Single-Use Plastic Bags & Bottles Destructive to Our Oceans, Our World

There was a time, not that long ago when you would see countless cigarette butts littering the landscape. Then, something happened ever so slowly, the ugly disgusting cigarette butts began disappearing from bars and restaurants, parking lots, sidewalks, beaches, ashtrays in public and private buildings.

People finally got the message that smoking was not cool but was detrimental to health of everyone surrounded by the smoker.

Can the same thing happen with single-use plastic bags and bottles? I think it can … with YOUR help.  Imagine a world without plastic debris and SAY NO TO PLASTICS

Will Pharrell’s Documentary ‘The Plastic Age’ Help Lessen Our Plastic Addiction?

Pharrell Williams has joined the fight to save our oceans. He talks about his love for the oceans and our need to save them in a new i-D documentary, The Plastic Age.  Let’s face it, how can anyone not like Pharrell, a man whose music impacts countless millions of fans? Clearly, Pharrell knows how get a message out.

His message, let’s turn ocean plastic into something fantastic! This is a very good thing.

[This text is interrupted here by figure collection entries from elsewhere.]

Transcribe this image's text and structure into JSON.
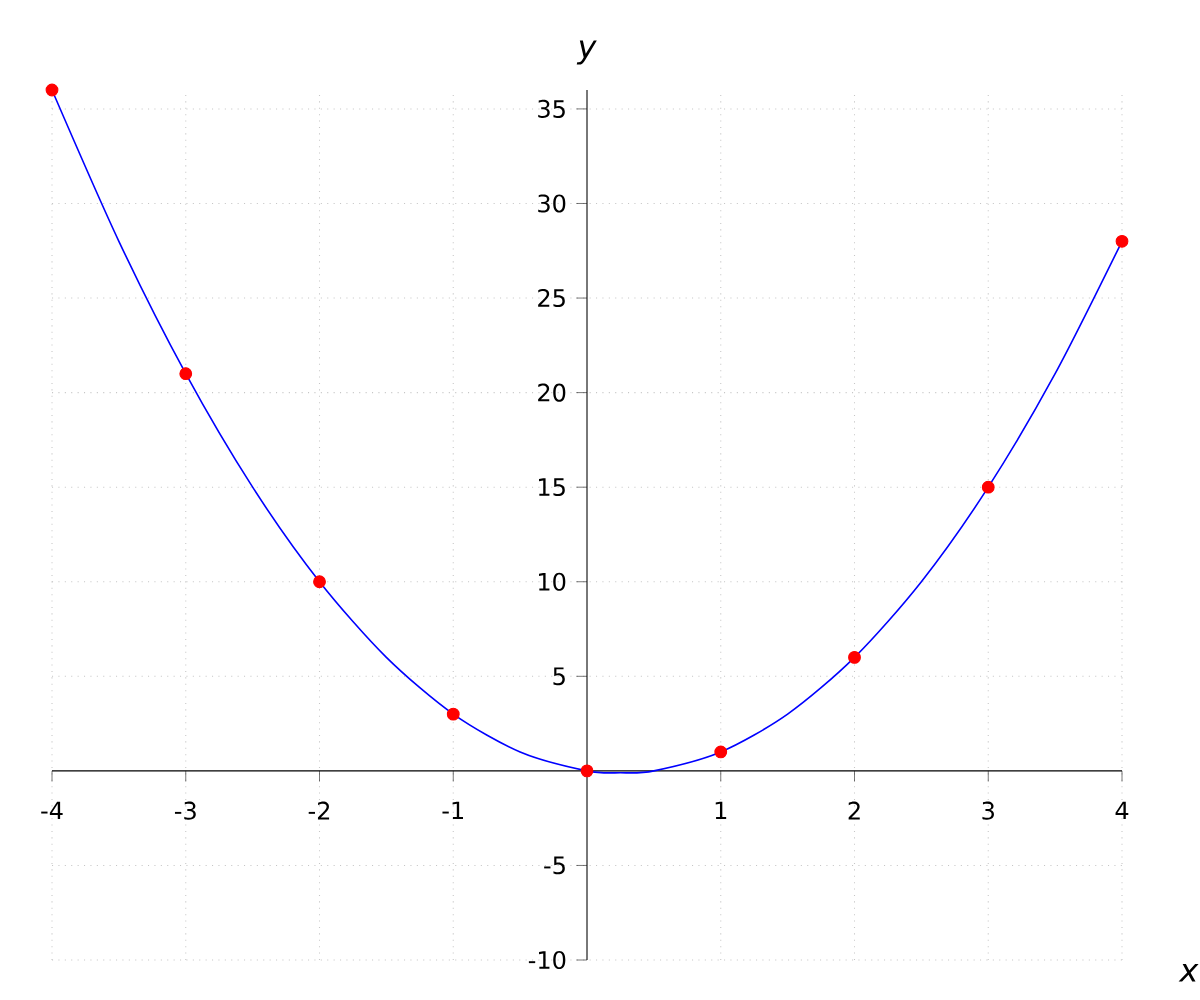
{
  "chart_data": {
    "type": "line",
    "xlabel": "x",
    "ylabel": "y",
    "xlim": [
      -4,
      4
    ],
    "ylim": [
      -10,
      36
    ],
    "xticks": [
      -4,
      -3,
      -2,
      -1,
      1,
      2,
      3,
      4
    ],
    "yticks": [
      -10,
      -5,
      5,
      10,
      15,
      20,
      25,
      30,
      35
    ],
    "grid": true,
    "series": [
      {
        "color": "#0000ff",
        "x": [
          -4,
          -3.5,
          -3,
          -2.5,
          -2,
          -1.5,
          -1,
          -0.5,
          0,
          0.25,
          0.5,
          1,
          1.5,
          2,
          2.5,
          3,
          3.5,
          4
        ],
        "values": [
          36,
          28,
          21,
          15,
          10,
          6,
          3,
          1,
          0,
          -0.1,
          0,
          1,
          3,
          6,
          10,
          15,
          21,
          28
        ]
      },
      {
        "type": "scatter",
        "color": "#ff0000",
        "x": [
          -4,
          -3,
          -2,
          -1,
          0,
          1,
          2,
          3,
          4
        ],
        "values": [
          36,
          21,
          10,
          3,
          0,
          1,
          6,
          15,
          28
        ]
      }
    ]
  }
}
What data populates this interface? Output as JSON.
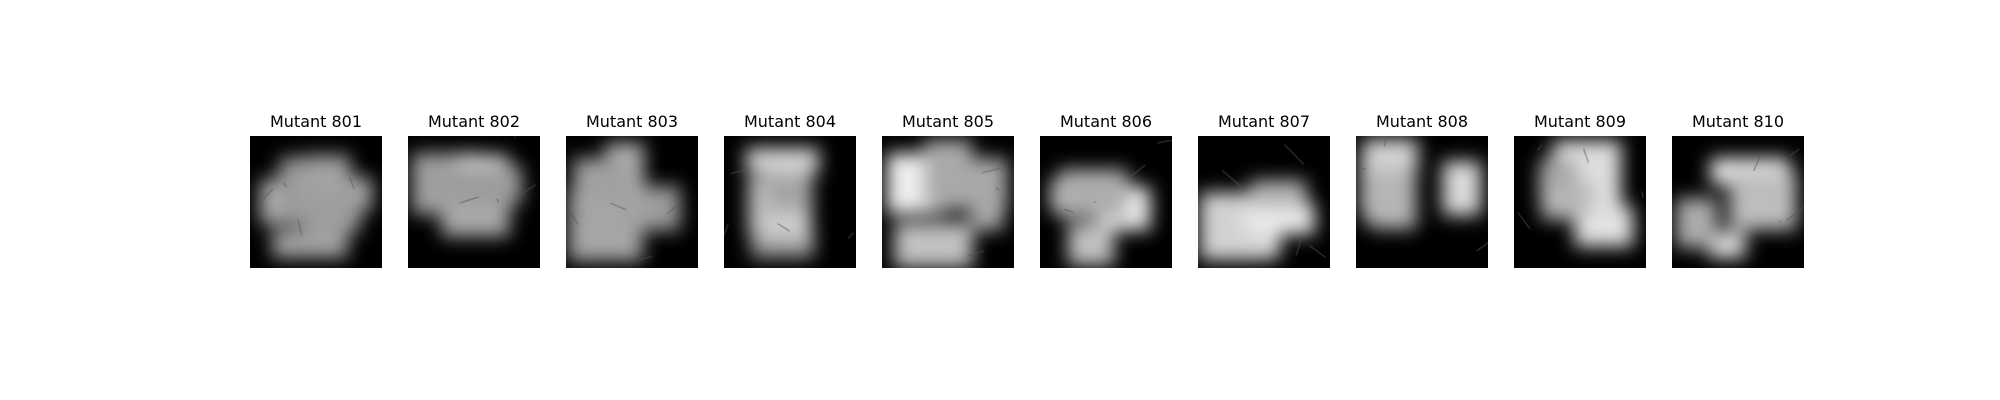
{
  "panels": [
    {
      "title": "Mutant 801"
    },
    {
      "title": "Mutant 802"
    },
    {
      "title": "Mutant 803"
    },
    {
      "title": "Mutant 804"
    },
    {
      "title": "Mutant 805"
    },
    {
      "title": "Mutant 806"
    },
    {
      "title": "Mutant 807"
    },
    {
      "title": "Mutant 808"
    },
    {
      "title": "Mutant 809"
    },
    {
      "title": "Mutant 810"
    }
  ],
  "colors": {
    "background": "#ffffff",
    "title_text": "#000000",
    "image_dark": "#000000",
    "image_light": "#d8d8d8"
  }
}
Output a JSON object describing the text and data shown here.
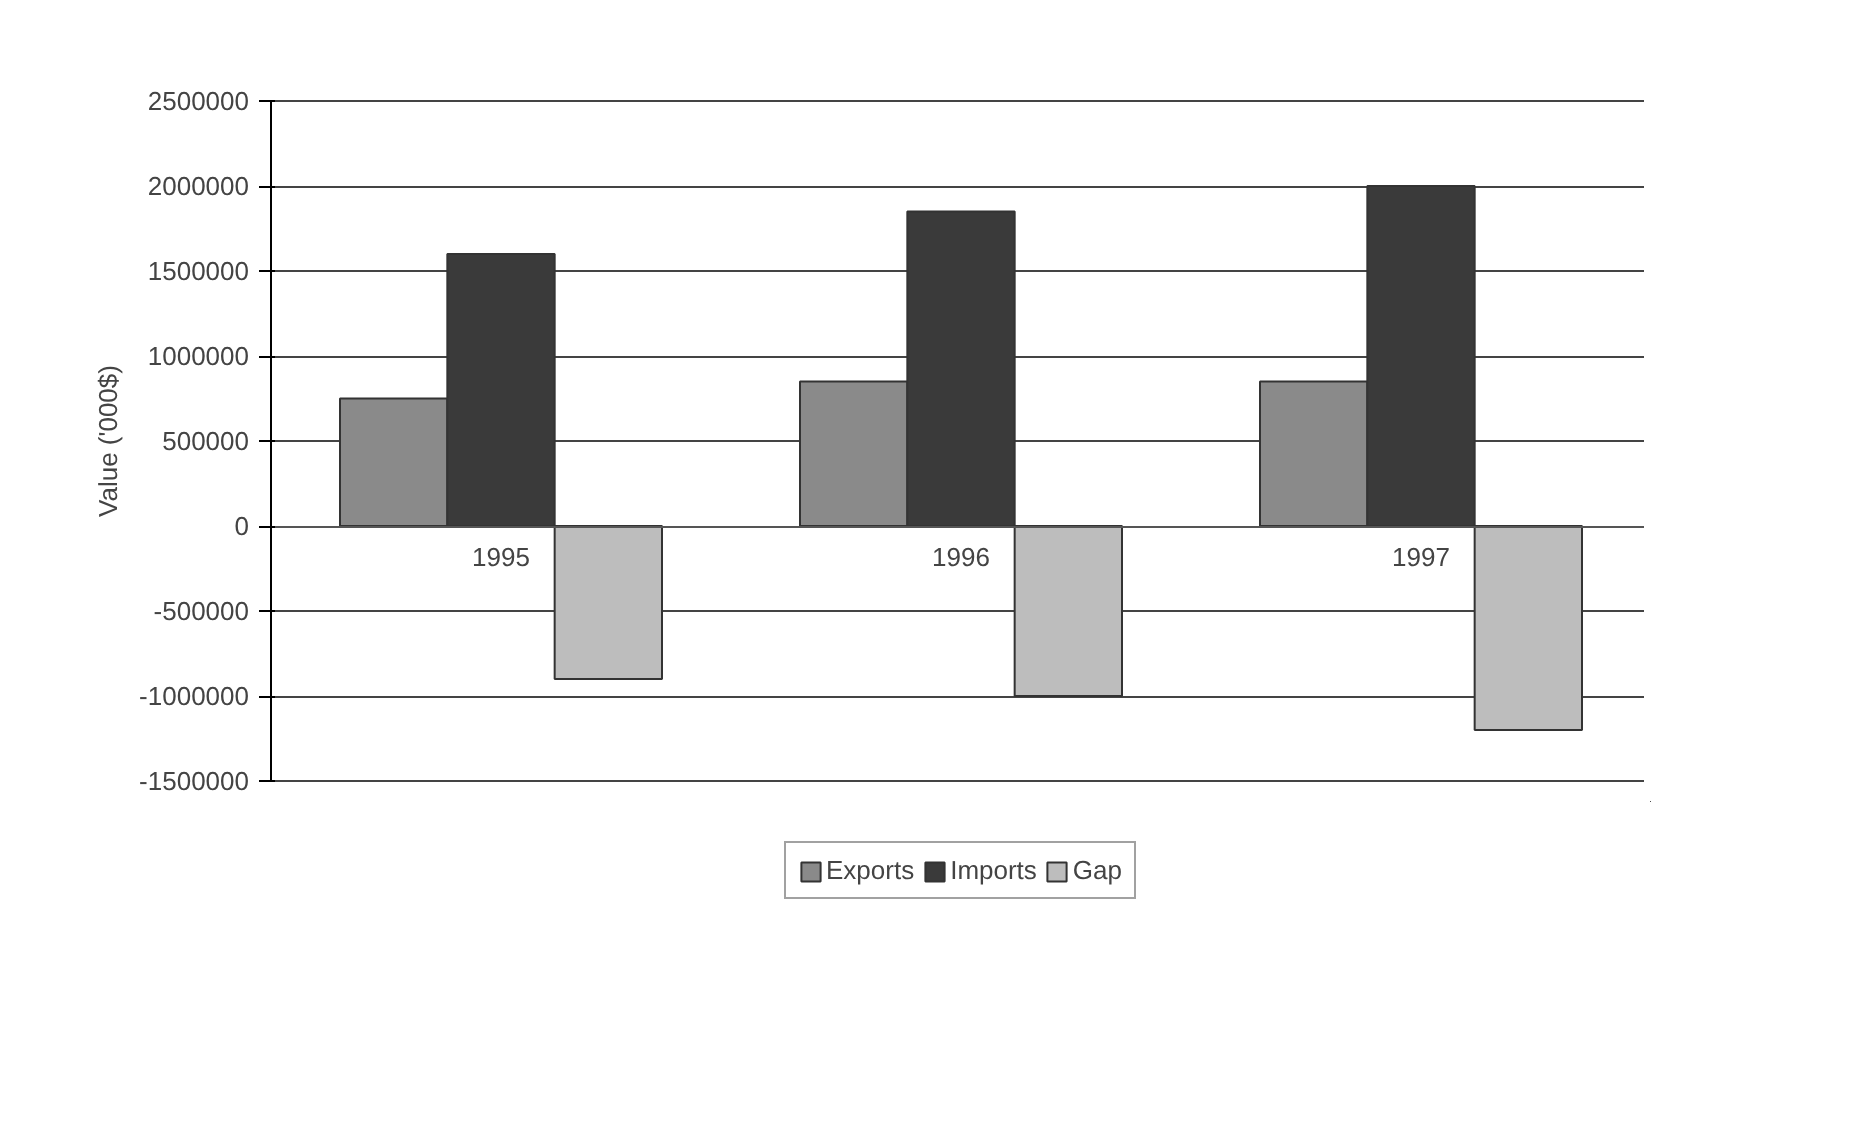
{
  "chart_data": {
    "type": "bar",
    "ylabel": "Value ('000$)",
    "categories": [
      "1995",
      "1996",
      "1997"
    ],
    "series": [
      {
        "name": "Exports",
        "color": "#8a8a8a",
        "values": [
          750000,
          850000,
          850000
        ]
      },
      {
        "name": "Imports",
        "color": "#3a3a3a",
        "values": [
          1600000,
          1850000,
          2000000
        ]
      },
      {
        "name": "Gap",
        "color": "#bdbdbd",
        "values": [
          -900000,
          -1000000,
          -1200000
        ]
      }
    ],
    "ylim": [
      -1500000,
      2500000
    ],
    "yticks": [
      -1500000,
      -1000000,
      -500000,
      0,
      500000,
      1000000,
      1500000,
      2000000,
      2500000
    ],
    "grid": "y",
    "legend": "bottom"
  }
}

He has joined forces with Bionic Yarn to produce a fashion line of denim clothing, G-STARR RAW which is made from recycled plastic trash.  Pharrell is a celebrity joining forces with other talented people to find a solution to a very significant worldwide environmental problem. This is also a very good thing.

The question is, will his efforts motivate enough people to focus on the kind of change needed to meet this global problem head on? Sadly, I think not.

I began writing about the worldwide addiction to all things plastic, mostly single-use plastic bags, in 2008. The devastation caused to birds, animals on land as well as creatures in the sea is unconscionable.  Plastic pollution harms people in the poorest countries the most. These are people without a voice who suffer incredible hardships, as the 17 pictures from The Guardian on-line demonstrate.

Chemicals from the plastics are entering the marine food chain.  Bisphenol –A, a chemical used in the production of plastics is a known carcinogen and hormone disruptor. The New York Times  recently reported that BPA has been linked to rapid rises in blood pressure. It is known to be especially harmful to infants.

I believed once people were alerted to the unimaginable environmental damage caused by plastic pollution change would surely take place. I was wrong.

Our worldwide addiction to plastics is much stronger than could be imagined. But even stronger is the reluctance of people to give up their single-use plastic bags and bottles because it inconveniences them.

Since the time of the cavemen, trash has been thrown out with little thought of its impact on the environment. That was okay when the earth was inhabited by a few million people.

With the world’s population approaching 9 billion people, this behavior is no longer acceptable.


Thanks to Reusable Bags for these updated facts on plastic bag pollution

Introduced just over 45 years ago, the ugly truth about our plastic bag addiction is that society’s consumption rate is now estimated at well over 500,000,000,000 (that’s 500 billion) plastic bags annually, or almost 1 million per minute.

  • Single-use bags made of high-density polyethylene (HDPE) are the main culprit. Once brought into existence to tote your purchases, they’ll accumulate and persist on our planet for up to 1,000 years.
  • Australians alone consume about 6.9 billion plastic bags each year, that’s 326 per person. According to Australia’s Department of Environment, an estimated 49,600,000 annually end up as litter.
  • In 2001, Ireland used 1.2 billion disposable plastic bags, or 316 per person. An extremely successful plastic bag tax, or PlasTax, introduced in 2002 reduced consumption by 90%.
  • According to The Wall Street Journal, the U.S. goes through 100 billion plastic shopping bags annually. An estimated 12 million barrels of oil are required to make that many plastic bags.
  • Four out of five grocery bags in the US are now plastic.
  • In a dramatic move to stem a tide of 60,000 metric tons of plastic bag and plastic utensil waste per year, Taiwan banned both last year.
  • According to the BBC, only 1 in 200 plastic bags in the UK are recycled.
  • According to the WSJ Target, the second-largest retailer in the U.S., purchases 1.8 billion bags a year.
  • As part of Clean Up Australia Day, in one day nearly 500,000 plastic bags were collected. Unfortunately, each year in Australia an estimated 50,000,000 plastic bags end up as litter.
  • The average family accumulates 60 plastic bags in only four trips to the grocery store.
  • Each high quality reusable bag you use has the potential to eliminate an average of 1,000 plastic bags over its lifetime. The bag will pay for itself if your grocery store offers a $.05 or $.10 credit per bag for bringing your own bags.
  • Windblown plastic bags are so prevalent in Africa that a cottage industry has sprung up harvesting bags and using them to weave hats, and even bags. According to the BBC one group harvests 30,000 per month.